Aunque lo peor de la crisis ya ha pasado, los hogares españoles siguen notablemente endeudados. No es extraño, por lo tanto, que cada vez más familias opten por intentar reunificar sus créditos para agrupar todas sus cuotas en una sola y reducir lo que pagan cada mes. Sin embargo, desde el comparador de productos financieros HelpMyCash.com alertan de que esta es una operación que no debe tomarse a la ligera, pues si no se utiliza con responsabilidad, puede empeorar todavía más la situación del deudor.

Cuota más baja… pero plazo más largo

Definamos antes qué es una reunificación o consolidación de deudas. Con esta operación, el prestatario puede agrupar todos sus créditos (préstamos al consumo, tarjetas de crédito o hasta la hipoteca) en un nuevo préstamo para pagar una única cuota al mes, que puede tener garantía hipotecaria (un inmueble en propiedad del titular) o personal (sus bienes presentes y futuros.

De este modo, se reduce el monto a abonar periódicamente, aunque normalmente se hace a costa de alargar el plazo, por lo que al final se paga más en intereses (recordemos que cuanto más se tarda en devolver un crédito, más intereses se generan). Por ello, solo es aconsejable recurrir a la reunificación en caso de no poder hacer frente a las cuotas de varios préstamos a la vez y tras haber tratado de negociar sin éxito una reducción de las respectivas mensualidades.

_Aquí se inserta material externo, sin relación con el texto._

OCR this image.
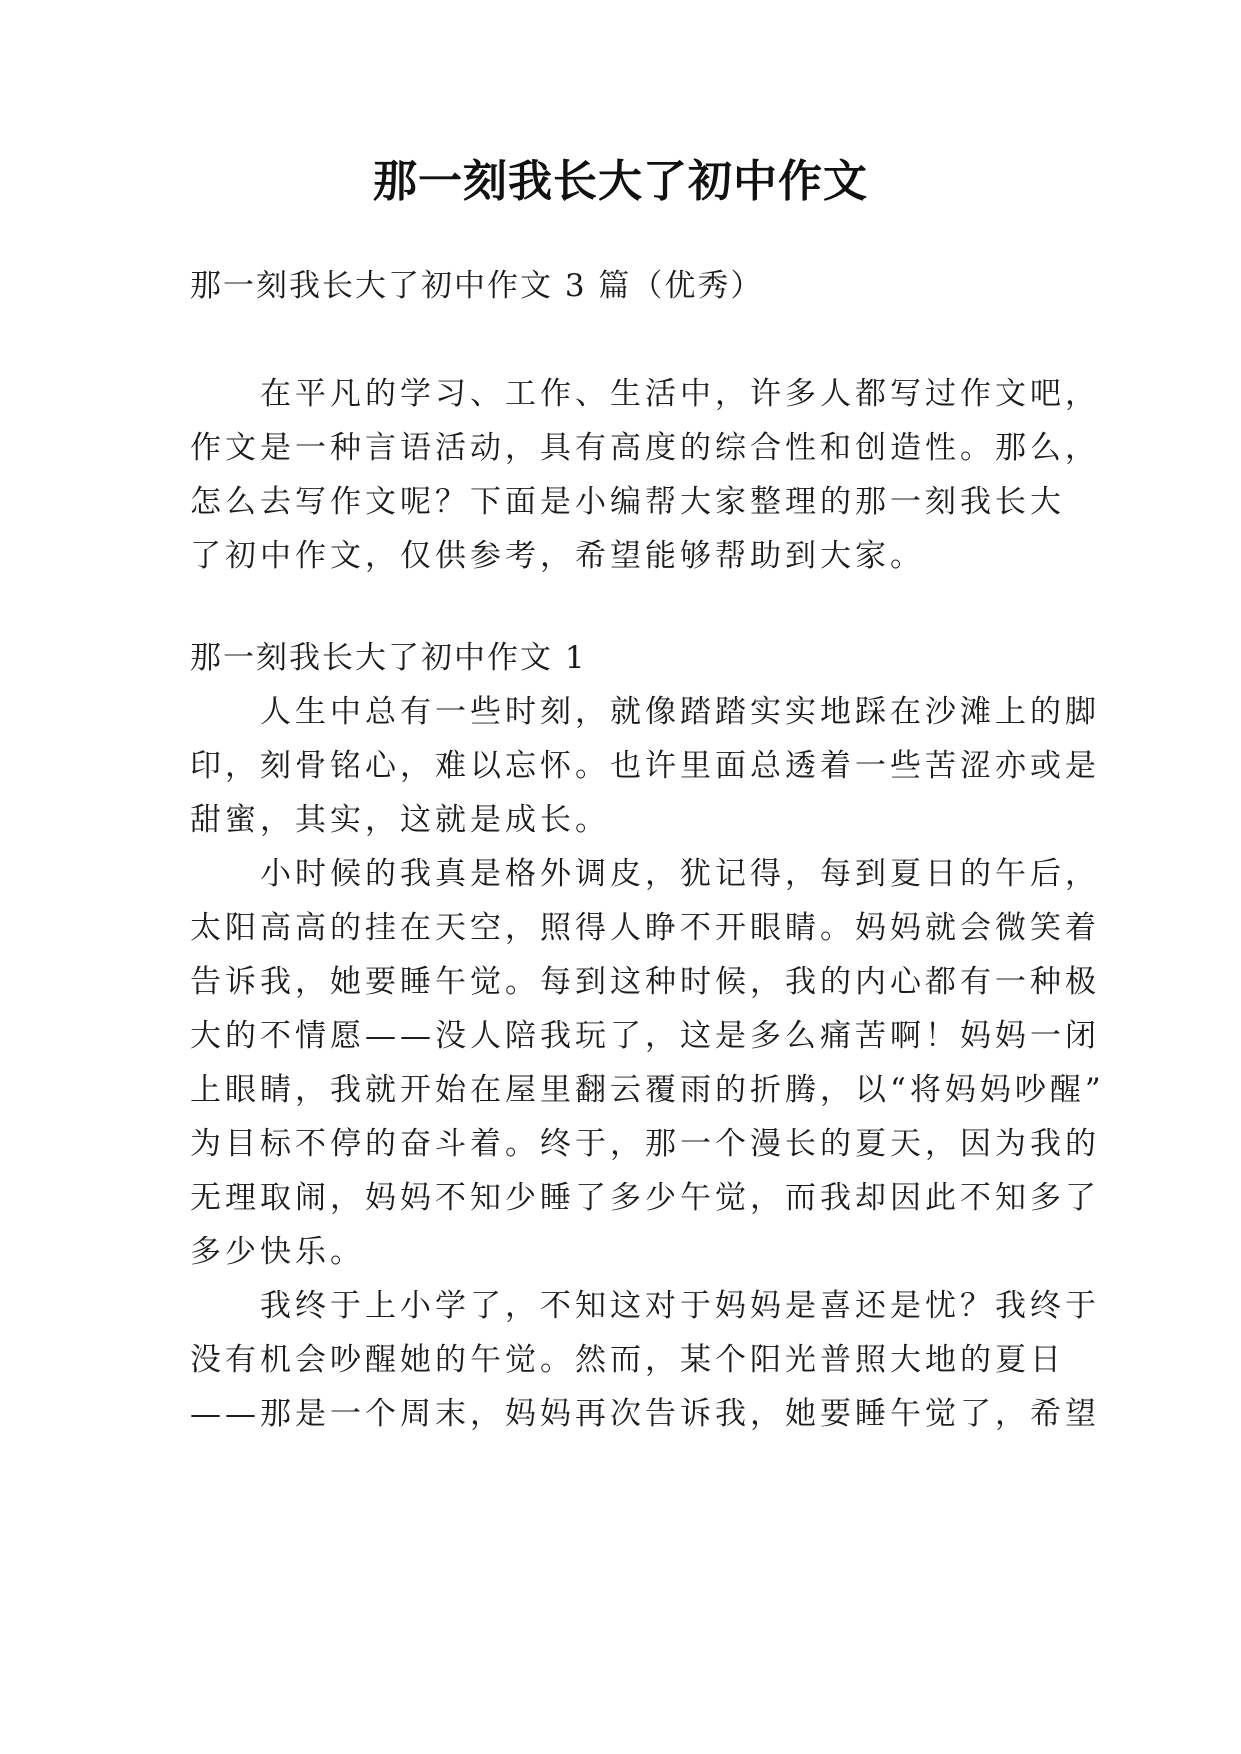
那一刻我长大了初中作文
那一刻我长大了初中作文 3 篇（优秀）
　　在平凡的学习、工作、生活中，许多人都写过作文吧，
作文是一种言语活动，具有高度的综合性和创造性。那么，
怎么去写作文呢？下面是小编帮大家整理的那一刻我长大
了初中作文，仅供参考，希望能够帮助到大家。
那一刻我长大了初中作文 1
　　人生中总有一些时刻，就像踏踏实实地踩在沙滩上的脚
印，刻骨铭心，难以忘怀。也许里面总透着一些苦涩亦或是
甜蜜，其实，这就是成长。
　　小时候的我真是格外调皮，犹记得，每到夏日的午后，
太阳高高的挂在天空，照得人睁不开眼睛。妈妈就会微笑着
告诉我，她要睡午觉。每到这种时候，我的内心都有一种极
大的不情愿——没人陪我玩了，这是多么痛苦啊！妈妈一闭
上眼睛，我就开始在屋里翻云覆雨的折腾，以“将妈妈吵醒”
为目标不停的奋斗着。终于，那一个漫长的夏天，因为我的
无理取闹，妈妈不知少睡了多少午觉，而我却因此不知多了
多少快乐。
　　我终于上小学了，不知这对于妈妈是喜还是忧？我终于
没有机会吵醒她的午觉。然而，某个阳光普照大地的夏日
——那是一个周末，妈妈再次告诉我，她要睡午觉了，希望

Además, desde HelpMyCash.com recuerdan que, en caso de impago, las consecuencias pueden ser graves para el deudor. Si el crédito que se ha contratado para agrupar las deudas tiene una garantía hipotecaria, el inmueble aportado podría ser embargado por el prestamista. Y si su garantía es personal, al titular se le podrían embargar todos sus bienes presentes y futuros: sus cuentas, sus ingresos, etc.

La operación estrella de intermediarios y prestamistas privados

Con estas coordenadas bien claras, los que quieran agrupar sus deudas tienen tres opciones: hacerlo con el banco con el que tengan más préstamos contratados, pedírselo a otra entidad bancaria o recurrir a un intermediario o a un prestamista privado. La última opción es la que ha ganado una mayor popularidad en los últimos años, dado que estos tienen unos requisitos de aprobación algo más laxos que la banca.

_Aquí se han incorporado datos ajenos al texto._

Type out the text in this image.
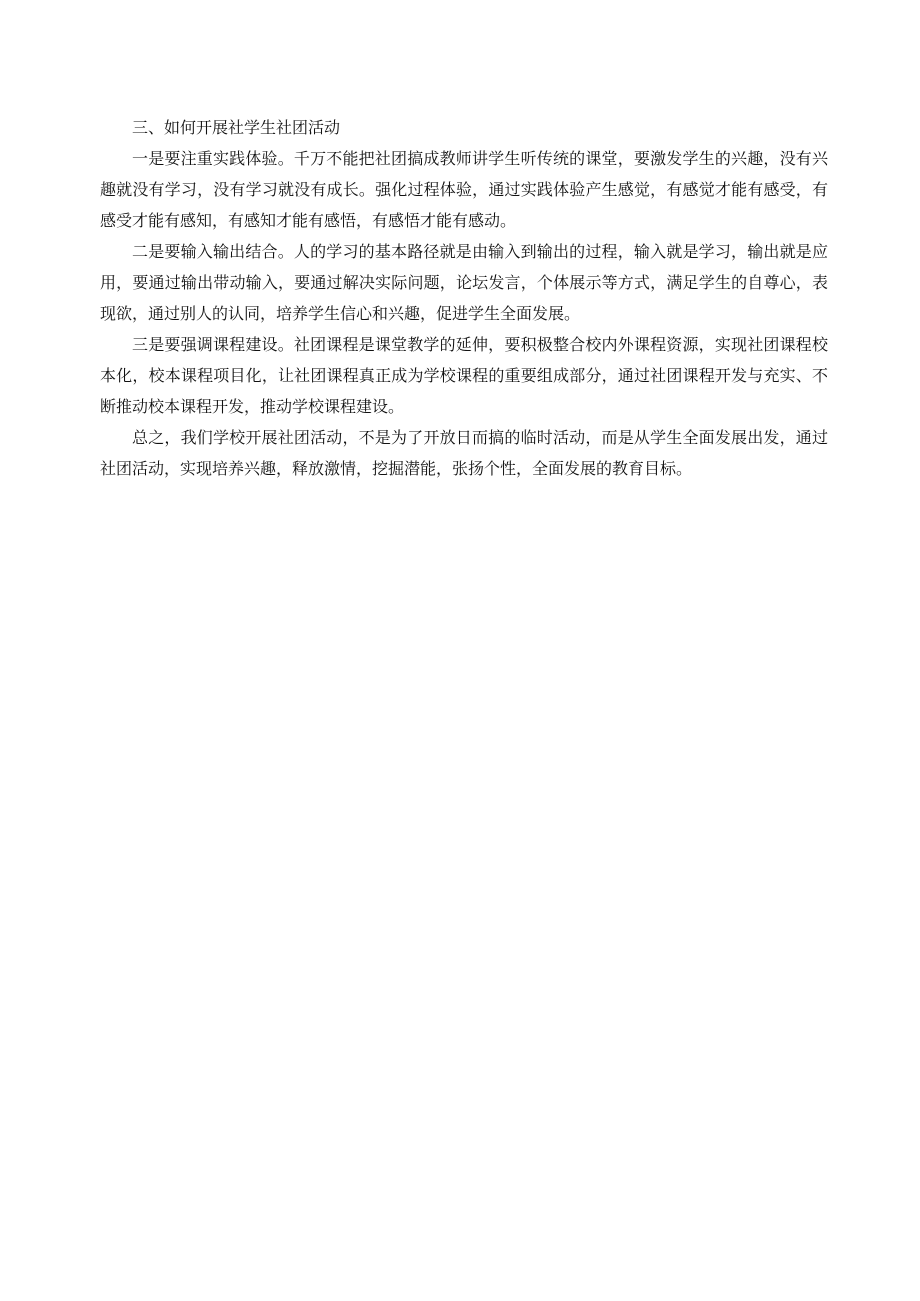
三、如何开展社学生社团活动

一是要注重实践体验。千万不能把社团搞成教师讲学生听传统的课堂，要激发学生的兴趣，没有兴趣就没有学习，没有学习就没有成长。强化过程体验，通过实践体验产生感觉，有感觉才能有感受，有感受才能有感知，有感知才能有感悟，有感悟才能有感动。

二是要输入输出结合。人的学习的基本路径就是由输入到输出的过程，输入就是学习，输出就是应用，要通过输出带动输入，要通过解决实际问题，论坛发言，个体展示等方式，满足学生的自尊心，表现欲，通过别人的认同，培养学生信心和兴趣，促进学生全面发展。

三是要强调课程建设。社团课程是课堂教学的延伸，要积极整合校内外课程资源，实现社团课程校本化，校本课程项目化，让社团课程真正成为学校课程的重要组成部分，通过社团课程开发与充实、不断推动校本课程开发，推动学校课程建设。

总之，我们学校开展社团活动，不是为了开放日而搞的临时活动，而是从学生全面发展出发，通过社团活动，实现培养兴趣，释放激情，挖掘潜能，张扬个性，全面发展的教育目标。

De hecho, cada vez hay más compañías privadas que se especializan en la concesión de préstamos con garantía hipotecaria para reunificar deudas. Una de las últimas en aparecer es Supre Grupo, que puede prestar hasta el 40% del valor del inmueble que aporte el titular (con un máximo de 300.000 euros) con un plazo de hasta 20 años y un interés desde el 8,95% TIN (9,33% TAE).  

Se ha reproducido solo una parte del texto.